Speaking to Radio 702, Investec Asset Management economist Nazmeera Moola said that the data showed that consumers are under immense strain.

“We all felt like the domestic market has been in recession for a few years, but we thought – because of the expected maize harvest, pick up in the mining industry and in tourism – we had escaped the technical recession,” she said.

According to the economist, while there is a definition for a technical recession, the ‘dark and gloomy’ reality is far more difficult to pin down.

Here, one needs to look at other indicators to tell how bad things are or will get – and consumer spending and tax revenue are places to look.

“Tax revenues can contract – that would be a very dark real recession. We don’t expect that to happen this year, but in real terms, it could,” Moola said.
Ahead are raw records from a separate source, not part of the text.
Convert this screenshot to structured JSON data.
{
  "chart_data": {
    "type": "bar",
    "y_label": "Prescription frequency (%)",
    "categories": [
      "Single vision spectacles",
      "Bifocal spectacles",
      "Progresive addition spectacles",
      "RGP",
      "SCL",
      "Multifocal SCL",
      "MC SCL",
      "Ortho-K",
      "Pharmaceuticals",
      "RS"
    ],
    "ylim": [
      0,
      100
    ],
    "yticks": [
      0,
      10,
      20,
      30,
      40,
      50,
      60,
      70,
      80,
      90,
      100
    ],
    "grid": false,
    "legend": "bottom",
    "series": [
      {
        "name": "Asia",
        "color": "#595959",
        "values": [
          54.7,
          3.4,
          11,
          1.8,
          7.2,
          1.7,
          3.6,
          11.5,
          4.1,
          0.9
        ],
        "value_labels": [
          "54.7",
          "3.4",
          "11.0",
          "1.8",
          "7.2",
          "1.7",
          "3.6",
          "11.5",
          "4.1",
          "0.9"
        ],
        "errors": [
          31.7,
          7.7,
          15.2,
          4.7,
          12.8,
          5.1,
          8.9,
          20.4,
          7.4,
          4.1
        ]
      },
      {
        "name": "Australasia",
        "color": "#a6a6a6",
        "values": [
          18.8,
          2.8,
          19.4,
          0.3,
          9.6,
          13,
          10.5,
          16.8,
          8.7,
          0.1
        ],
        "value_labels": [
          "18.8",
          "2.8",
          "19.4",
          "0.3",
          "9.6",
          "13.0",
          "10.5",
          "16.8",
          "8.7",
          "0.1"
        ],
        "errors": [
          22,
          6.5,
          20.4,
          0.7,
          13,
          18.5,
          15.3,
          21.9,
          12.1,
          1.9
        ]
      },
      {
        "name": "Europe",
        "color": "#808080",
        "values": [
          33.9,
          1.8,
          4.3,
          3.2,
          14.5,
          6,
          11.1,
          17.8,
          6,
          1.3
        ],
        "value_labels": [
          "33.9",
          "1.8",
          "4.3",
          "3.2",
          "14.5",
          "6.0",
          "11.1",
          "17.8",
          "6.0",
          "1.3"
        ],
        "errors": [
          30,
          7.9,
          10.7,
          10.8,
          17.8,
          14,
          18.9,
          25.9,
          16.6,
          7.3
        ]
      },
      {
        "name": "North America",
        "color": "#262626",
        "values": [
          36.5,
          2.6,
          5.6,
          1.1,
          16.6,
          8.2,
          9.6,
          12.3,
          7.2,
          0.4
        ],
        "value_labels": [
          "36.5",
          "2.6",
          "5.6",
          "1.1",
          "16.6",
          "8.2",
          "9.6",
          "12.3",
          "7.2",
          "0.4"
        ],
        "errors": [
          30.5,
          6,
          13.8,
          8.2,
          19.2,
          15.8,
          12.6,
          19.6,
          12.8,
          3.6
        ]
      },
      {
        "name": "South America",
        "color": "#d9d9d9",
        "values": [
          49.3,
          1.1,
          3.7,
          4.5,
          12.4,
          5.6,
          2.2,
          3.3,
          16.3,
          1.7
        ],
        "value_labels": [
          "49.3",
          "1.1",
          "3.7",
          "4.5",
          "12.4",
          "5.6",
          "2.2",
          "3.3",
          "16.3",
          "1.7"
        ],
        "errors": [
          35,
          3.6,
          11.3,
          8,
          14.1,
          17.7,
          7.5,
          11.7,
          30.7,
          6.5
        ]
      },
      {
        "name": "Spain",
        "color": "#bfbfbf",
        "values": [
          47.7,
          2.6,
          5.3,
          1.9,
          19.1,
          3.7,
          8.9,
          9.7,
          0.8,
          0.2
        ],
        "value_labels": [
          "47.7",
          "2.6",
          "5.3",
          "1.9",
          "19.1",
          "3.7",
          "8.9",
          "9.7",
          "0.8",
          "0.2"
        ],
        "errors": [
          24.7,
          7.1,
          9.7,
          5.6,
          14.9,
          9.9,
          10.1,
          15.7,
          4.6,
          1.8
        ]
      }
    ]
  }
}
With the projected growth in the second quarter of 2017, South Africa could very well be out of a ‘technical’ recession in Q2 – but that does not necessarily mean the ‘real’ recession is over.
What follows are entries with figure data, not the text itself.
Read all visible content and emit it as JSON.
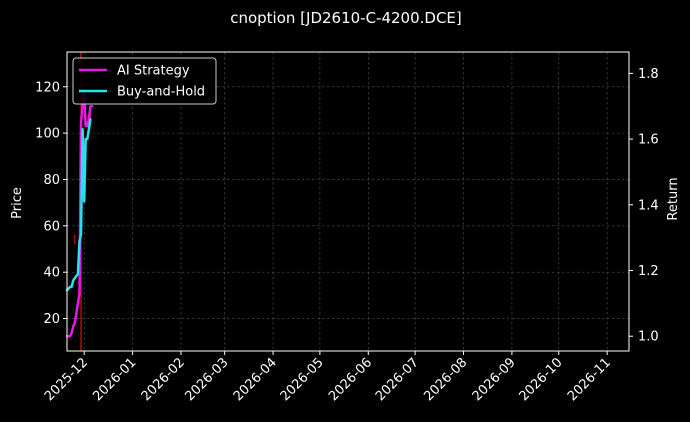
{
  "chart_data": {
    "type": "line",
    "title": "cnoption [JD2610-C-4200.DCE]",
    "xlabel": "",
    "ylabel": "Price",
    "y2label": "Return",
    "x_ticks": [
      "2025-12",
      "2026-01",
      "2026-02",
      "2026-03",
      "2026-04",
      "2026-05",
      "2026-06",
      "2026-07",
      "2026-08",
      "2026-09",
      "2026-10",
      "2026-11"
    ],
    "y_ticks": [
      20,
      40,
      60,
      80,
      100,
      120
    ],
    "y2_ticks": [
      1.0,
      1.2,
      1.4,
      1.6,
      1.8
    ],
    "xlim": [
      "2025-11-20",
      "2026-11-15"
    ],
    "ylim": [
      6,
      135
    ],
    "y2lim": [
      0.955,
      1.865
    ],
    "grid": true,
    "legend_position": "top-left",
    "series": [
      {
        "name": "AI Strategy",
        "axis": "right",
        "color": "#e619e6",
        "x": [
          "2025-11-20",
          "2025-11-22",
          "2025-11-23",
          "2025-11-24",
          "2025-11-25",
          "2025-11-27",
          "2025-11-28",
          "2025-11-29",
          "2025-11-30",
          "2025-12-01",
          "2025-12-02",
          "2025-12-03",
          "2025-12-04",
          "2025-12-05",
          "2025-12-06"
        ],
        "values": [
          1.0,
          1.0,
          1.01,
          1.03,
          1.04,
          1.1,
          1.13,
          1.65,
          1.7,
          1.74,
          1.64,
          1.64,
          1.66,
          1.7,
          1.7
        ]
      },
      {
        "name": "Buy-and-Hold",
        "axis": "right",
        "color": "#22e4ec",
        "x": [
          "2025-11-20",
          "2025-11-22",
          "2025-11-23",
          "2025-11-24",
          "2025-11-27",
          "2025-11-28",
          "2025-11-29",
          "2025-11-30",
          "2025-12-01",
          "2025-12-02",
          "2025-12-03",
          "2025-12-04",
          "2025-12-05"
        ],
        "values": [
          1.14,
          1.15,
          1.15,
          1.17,
          1.19,
          1.29,
          1.31,
          1.63,
          1.41,
          1.6,
          1.6,
          1.63,
          1.66
        ]
      }
    ],
    "vertical_line": {
      "x": "2025-11-29",
      "color": "#dd1111"
    },
    "candles": [
      {
        "x": "2025-11-25",
        "low": 52,
        "high": 56,
        "color": "#dd1111"
      },
      {
        "x": "2025-12-05",
        "low": 106,
        "high": 112,
        "color": "#dd1111"
      }
    ]
  }
}
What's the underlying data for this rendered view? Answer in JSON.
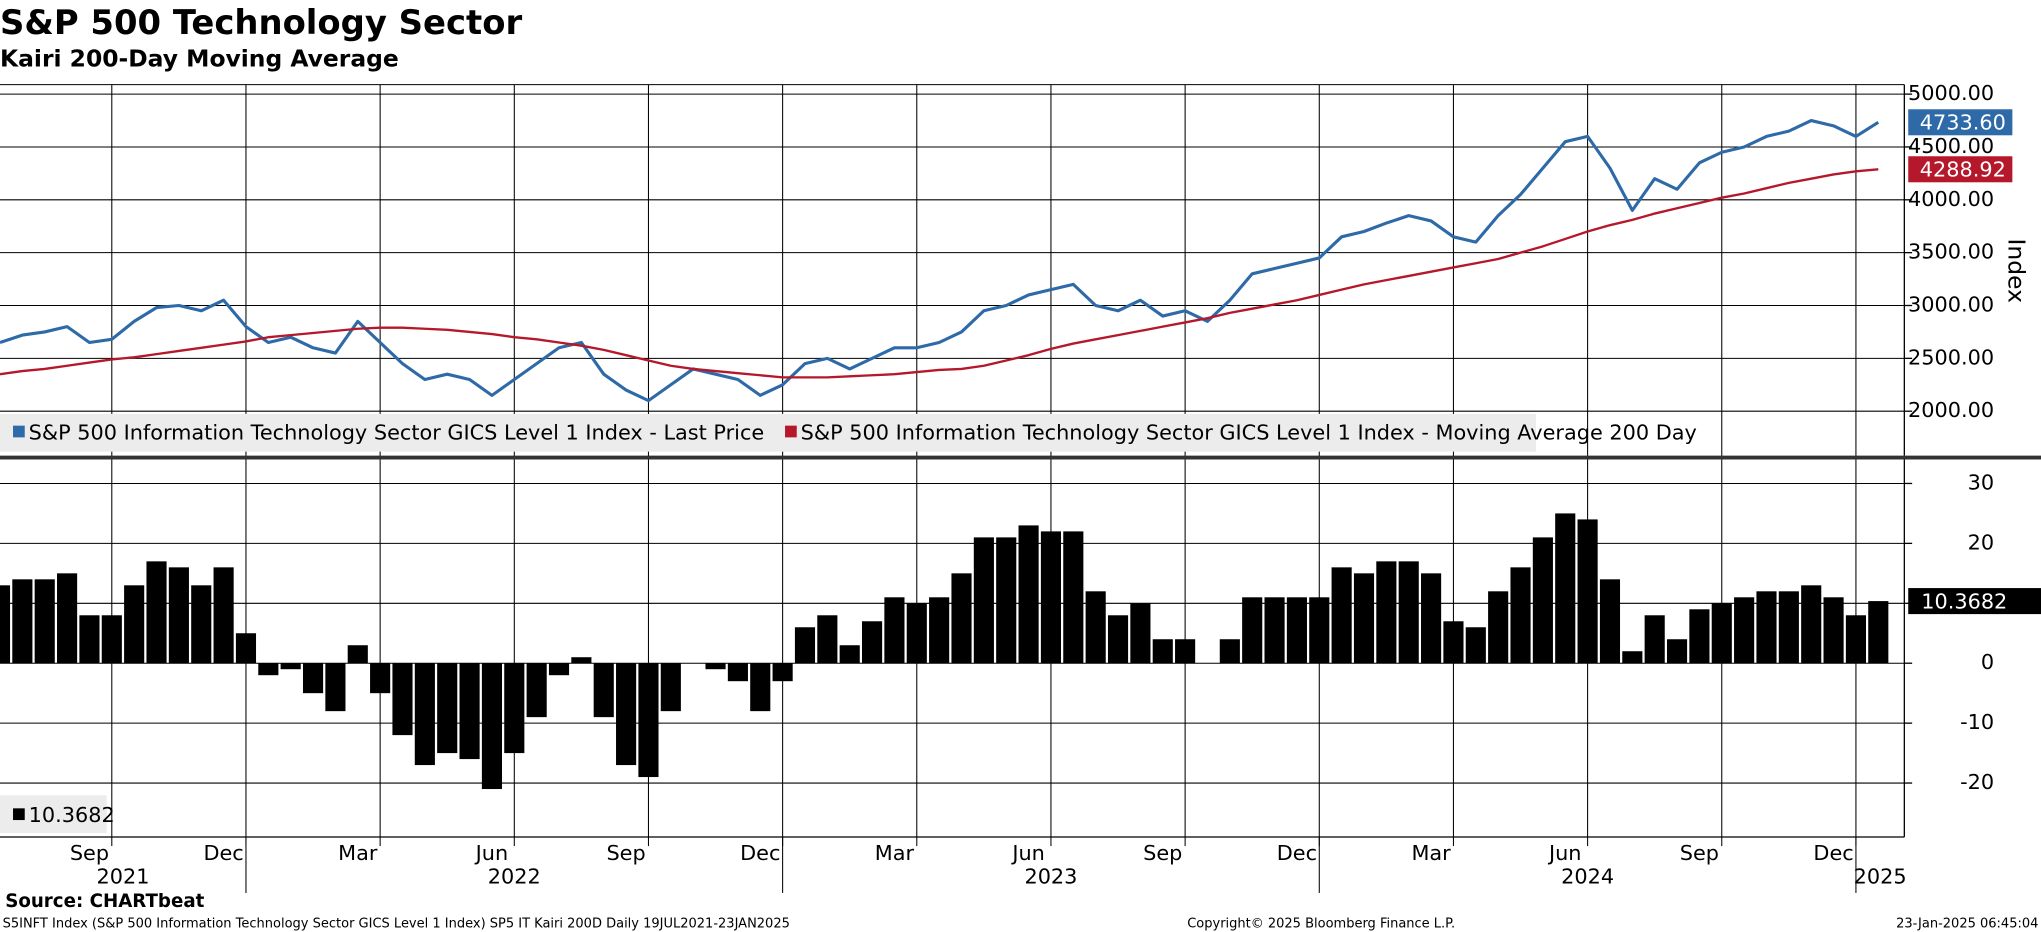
{
  "chart_data": [
    {
      "type": "line",
      "title": "S&P 500 Technology Sector",
      "subtitle": "Kairi 200-Day Moving Average",
      "ylabel": "Index",
      "series": [
        {
          "name": "S&P 500 Information Technology Sector GICS Level 1 Index - Last Price",
          "color": "#2e6aa8",
          "last_label": "4733.60",
          "values": [
            2650,
            2720,
            2750,
            2800,
            2650,
            2680,
            2850,
            2980,
            3000,
            2950,
            3050,
            2800,
            2650,
            2700,
            2600,
            2550,
            2850,
            2650,
            2450,
            2300,
            2350,
            2300,
            2150,
            2300,
            2450,
            2600,
            2650,
            2350,
            2200,
            2100,
            2250,
            2400,
            2350,
            2300,
            2150,
            2250,
            2450,
            2500,
            2400,
            2500,
            2600,
            2600,
            2650,
            2750,
            2950,
            3000,
            3100,
            3150,
            3200,
            3000,
            2950,
            3050,
            2900,
            2950,
            2850,
            3050,
            3300,
            3350,
            3400,
            3450,
            3650,
            3700,
            3780,
            3850,
            3800,
            3650,
            3600,
            3850,
            4050,
            4300,
            4550,
            4600,
            4300,
            3900,
            4200,
            4100,
            4350,
            4450,
            4500,
            4600,
            4650,
            4750,
            4700,
            4600,
            4733.6
          ]
        },
        {
          "name": "S&P 500 Information Technology Sector GICS Level 1 Index - Moving Average 200 Day",
          "color": "#b5182b",
          "last_label": "4288.92",
          "values": [
            2350,
            2380,
            2400,
            2430,
            2460,
            2490,
            2510,
            2540,
            2570,
            2600,
            2630,
            2660,
            2700,
            2720,
            2740,
            2760,
            2780,
            2790,
            2790,
            2780,
            2770,
            2750,
            2730,
            2700,
            2680,
            2650,
            2620,
            2580,
            2530,
            2480,
            2430,
            2400,
            2380,
            2360,
            2340,
            2320,
            2320,
            2320,
            2330,
            2340,
            2350,
            2370,
            2390,
            2400,
            2430,
            2480,
            2530,
            2590,
            2640,
            2680,
            2720,
            2760,
            2800,
            2840,
            2880,
            2930,
            2970,
            3010,
            3050,
            3100,
            3150,
            3200,
            3240,
            3280,
            3320,
            3360,
            3400,
            3440,
            3500,
            3560,
            3630,
            3700,
            3760,
            3810,
            3870,
            3920,
            3970,
            4020,
            4060,
            4110,
            4160,
            4200,
            4240,
            4270,
            4288.92
          ]
        }
      ],
      "ylim": [
        1580,
        5090
      ],
      "yticks": [
        {
          "value": 2000,
          "label": "2000.00"
        },
        {
          "value": 2500,
          "label": "2500.00"
        },
        {
          "value": 3000,
          "label": "3000.00"
        },
        {
          "value": 3500,
          "label": "3500.00"
        },
        {
          "value": 4000,
          "label": "4000.00"
        },
        {
          "value": 4500,
          "label": "4500.00"
        },
        {
          "value": 5000,
          "label": "5000.00"
        }
      ],
      "grid": true
    },
    {
      "type": "bar",
      "categories": [
        null,
        null,
        null,
        "Sep",
        null,
        null,
        null,
        null,
        null,
        "Dec",
        null,
        null,
        null,
        null,
        null,
        "Mar",
        null,
        null,
        null,
        null,
        null,
        "Jun",
        null,
        null,
        null,
        null,
        null,
        "Sep",
        null,
        null,
        null,
        null,
        null,
        "Dec",
        null,
        null,
        null,
        null,
        null,
        "Mar",
        null,
        null,
        null,
        null,
        null,
        "Jun",
        null,
        null,
        null,
        null,
        null,
        "Sep",
        null,
        null,
        null,
        null,
        null,
        "Dec",
        null,
        null,
        null,
        null,
        null,
        "Mar",
        null,
        null,
        null,
        null,
        null,
        "Jun",
        null,
        null,
        null,
        null,
        null,
        "Sep",
        null,
        null,
        null,
        null,
        null,
        "Dec",
        null,
        null,
        null
      ],
      "year_categories": [
        "2021",
        null,
        null,
        null,
        null,
        null,
        null,
        null,
        null,
        null,
        null,
        "2022",
        null,
        null,
        null,
        null,
        null,
        null,
        null,
        null,
        null,
        null,
        null,
        null,
        null,
        null,
        null,
        null,
        null,
        null,
        null,
        null,
        null,
        null,
        null,
        "2023",
        null,
        null,
        null,
        null,
        null,
        null,
        null,
        null,
        null,
        null,
        null,
        null,
        null,
        null,
        null,
        null,
        null,
        null,
        null,
        null,
        null,
        null,
        null,
        "2024",
        null,
        null,
        null,
        null,
        null,
        null,
        null,
        null,
        null,
        null,
        null,
        null,
        null,
        null,
        null,
        null,
        null,
        null,
        null,
        null,
        null,
        null,
        null,
        "2025",
        null
      ],
      "series": [
        {
          "color": "#000000",
          "values": [
            13,
            14,
            14,
            15,
            8,
            8,
            13,
            17,
            16,
            13,
            16,
            5,
            -2,
            -1,
            -5,
            -8,
            3,
            -5,
            -12,
            -17,
            -15,
            -16,
            -21,
            -15,
            -9,
            -2,
            1,
            -9,
            -17,
            -19,
            -8,
            0,
            -1,
            -3,
            -8,
            -3,
            6,
            8,
            3,
            7,
            11,
            10,
            11,
            15,
            21,
            21,
            23,
            22,
            22,
            12,
            8,
            10,
            4,
            4,
            0,
            4,
            11,
            11,
            11,
            11,
            16,
            15,
            17,
            17,
            15,
            7,
            6,
            12,
            16,
            21,
            25,
            24,
            14,
            2,
            8,
            4,
            9,
            10,
            11,
            12,
            12,
            13,
            11,
            8,
            10.3682
          ]
        }
      ],
      "ylim": [
        -29,
        34
      ],
      "yticks": [
        -20,
        -10,
        0,
        10,
        20,
        30
      ],
      "grid": true
    }
  ],
  "source": "Source: CHARTbeat",
  "footer": {
    "left": "S5INFT Index (S&P 500 Information Technology Sector GICS Level 1 Index) SP5 IT Kairi 200D  Daily 19JUL2021-23JAN2025",
    "center": "Copyright© 2025 Bloomberg Finance L.P.",
    "right": "23-Jan-2025 06:45:04"
  }
}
“Portions of the economy that are dependent on consumer spending and direct investment will be under pressure for the rest of 2017,” Moola said.

Consumers in a crappy place

According to Moola, consumer pressure is mounting, and the current levels of salaries and wages represent the weakest growth in nominal compensation that South Africa has seen since the 1990s.

In effect, unemployment is up, and compensation for those who are employed has been lower than inflation, meaning the average South African has been getting poorer.

“If average compensation growth sits at around 4.5% and inflation sits at 6%, you have a real contraction in compensation,” Moola said.

BankServAfrica’s latest Disposable Salary Index (BDSI) echoed this view, showing that the average take-home salary in January 2017 versus January 2016 showed a real decline of 2.6%, despite being 3.9% higher in nominal terms.

“Add to that the tax measures being factored in…and it’s no wonder the consumer is in a crappy place at the moment,” the economist said.

Looking at the latest data from Stats SA, its clear that consumer spending is down across most sectors – even in areas like food. And things may get a lot worse.

Ratings downgrades 

The latest data may influence ratings firm Moody’s, to downgrade South Africa to junk. Before the GDP data, it was expected by economists to downgrade South Africa by only one notch, with a stable outlook.

According to chief economist at Efficient Group, Dawie Roodt, South Africa now faces the prospect of a two-notch downgrade by Moody’s, which would put the country in junk across all three ratings firms.

If Moody’s – and S&P Global – put South Africa’s local debt into junk, then it would lead to forced selling by investors, amounting to over R120 billion. This disinvestment will have an impact on the rand, which will then ripple across the economy, as has already been seen.

“All the ratings care about is the growth of the country going forward – that’s the income, that’s the taxable base. So weaker growth means bigger risk, and that’s a concern,” Moola said.